Mali : les populations civiles prises pour cibles par les combattants
La situation sécuritaire au Mali s’est considérablement dégradée ces derniers mois. Les combattants du Groupe de soutien à l’islam et aux musulmans (JNIM), les rebelles du Front de libération de l’Azawad (FLA), ainsi que les forces armées maliennes et leurs partenaires d’Africa Corps, sont tous pointés du doigt pour des violences exercées contre les non-combattants.

Depuis la fin du mois d’avril, l’intensification des hostilités a transformé le quotidien des habitants en calvaire. Des enquêtes révèlent que l’ensemble des parties au conflit a mené des attaques illégales, allant jusqu’au pillage et à la destruction systématique de biens privés. À Gao et Kidal, le bilan est lourd : au moins 13 morts et 25 blessés ont été recensés suite à des offensives croisées.
Des témoignages de terrain accablants
À Kidal, un civil de 38 ans témoigne de la violence des échanges de tirs.

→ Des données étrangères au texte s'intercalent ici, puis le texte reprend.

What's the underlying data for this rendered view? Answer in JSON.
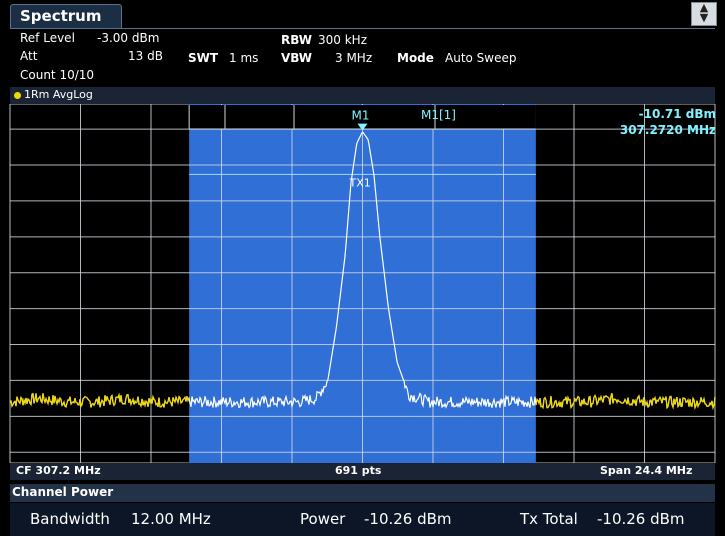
{
  "window": {
    "title": "Spectrum",
    "corner_icon": "expand-arrows-icon"
  },
  "header": {
    "ref_level_label": "Ref Level",
    "ref_level_value": "-3.00 dBm",
    "att_label": "Att",
    "att_value": "13 dB",
    "swt_label": "SWT",
    "swt_value": "1 ms",
    "rbw_label": "RBW",
    "rbw_value": "300 kHz",
    "vbw_label": "VBW",
    "vbw_value": "3 MHz",
    "mode_label": "Mode",
    "mode_value": "Auto Sweep",
    "count": "Count 10/10"
  },
  "trace": {
    "label": "1Rm AvgLog",
    "color": "#f0d800"
  },
  "marker": {
    "name": "M1",
    "readout_label": "M1[1]",
    "level": "-10.71 dBm",
    "freq": "307.2720 MHz",
    "channel_label": "TX1"
  },
  "axis": {
    "y_ticks": [
      "-10 dBm",
      "-20 dBm",
      "-30 dBm",
      "-40 dBm",
      "-50 dBm",
      "-60 dBm",
      "-70 dBm",
      "-80 dBm",
      "-90 dBm",
      "-100 dBm"
    ]
  },
  "footer": {
    "cf": "CF 307.2 MHz",
    "points": "691 pts",
    "span": "Span 24.4 MHz"
  },
  "channel_power": {
    "title": "Channel Power",
    "bandwidth_label": "Bandwidth",
    "bandwidth_value": "12.00 MHz",
    "power_label": "Power",
    "power_value": "-10.26 dBm",
    "txtotal_label": "Tx Total",
    "txtotal_value": "-10.26 dBm"
  },
  "chart_data": {
    "type": "line",
    "ylim": [
      -103,
      -3
    ],
    "xlim": [
      295.0,
      319.4
    ],
    "channel_band": [
      301.2,
      313.2
    ],
    "grid": true,
    "series": [
      {
        "color": "#f0d800",
        "x": [
          295.0,
          296.0,
          297.0,
          298.0,
          299.0,
          300.0,
          301.0,
          302.0,
          303.0,
          304.0,
          305.0,
          305.6,
          306.0,
          306.3,
          306.6,
          306.8,
          307.0,
          307.2,
          307.4,
          307.6,
          307.8,
          308.1,
          308.4,
          308.8,
          309.5,
          310.0,
          311.0,
          312.0,
          313.0,
          314.0,
          315.0,
          316.0,
          317.0,
          318.0,
          319.4
        ],
        "y": [
          -86,
          -85,
          -86,
          -86,
          -85,
          -86,
          -86,
          -86,
          -86,
          -86,
          -86,
          -85,
          -80,
          -65,
          -45,
          -25,
          -14,
          -10.7,
          -13,
          -23,
          -40,
          -60,
          -75,
          -84,
          -86,
          -86,
          -86,
          -86,
          -86,
          -86,
          -86,
          -85,
          -86,
          -86,
          -86
        ]
      }
    ]
  }
}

Blessé à l’épaule et à la cuisse, il décrit un chaos total où les balles fusaient de toutes parts, rendant impossible l’identification précise des tireurs. Cette confusion illustre le danger permanent auquel font face les résidents des zones de combat.
Exécutions et destructions : un climat de terreur
Le JNIM est notamment accusé d’avoir incendié plus de quarante véhicules de transport civil sur les routes menant à Bamako au cours du mois de mai. Plus grave encore, une exécution publique a été signalée dans la localité de Tonka, où un homme a été froidement abattu d’une balle dans la tête.
Parallèlement, les forces régulières maliennes sont mises en cause pour la mort de 38 civils, dont 23 enfants, lors d’opérations ciblant des communautés Peules dans le centre du pays. Des frappes aériennes, vraisemblablement menées par des drones à Guimbé et Tené, ont également causé des pertes humaines et matérielles importantes, laissant les populations locales dans le désarroi.
Ces éléments s’appuient sur des dizaines d’entretiens, l’étude de données satellitaires et l’analyse de documents visuels. Si les autorités n’ont pas souhaité réagir, le JNIM a justifié ces pertes par l’état de guerre, tandis que le FLA affirme de son côté s’efforcer de limiter les dommages collatéraux.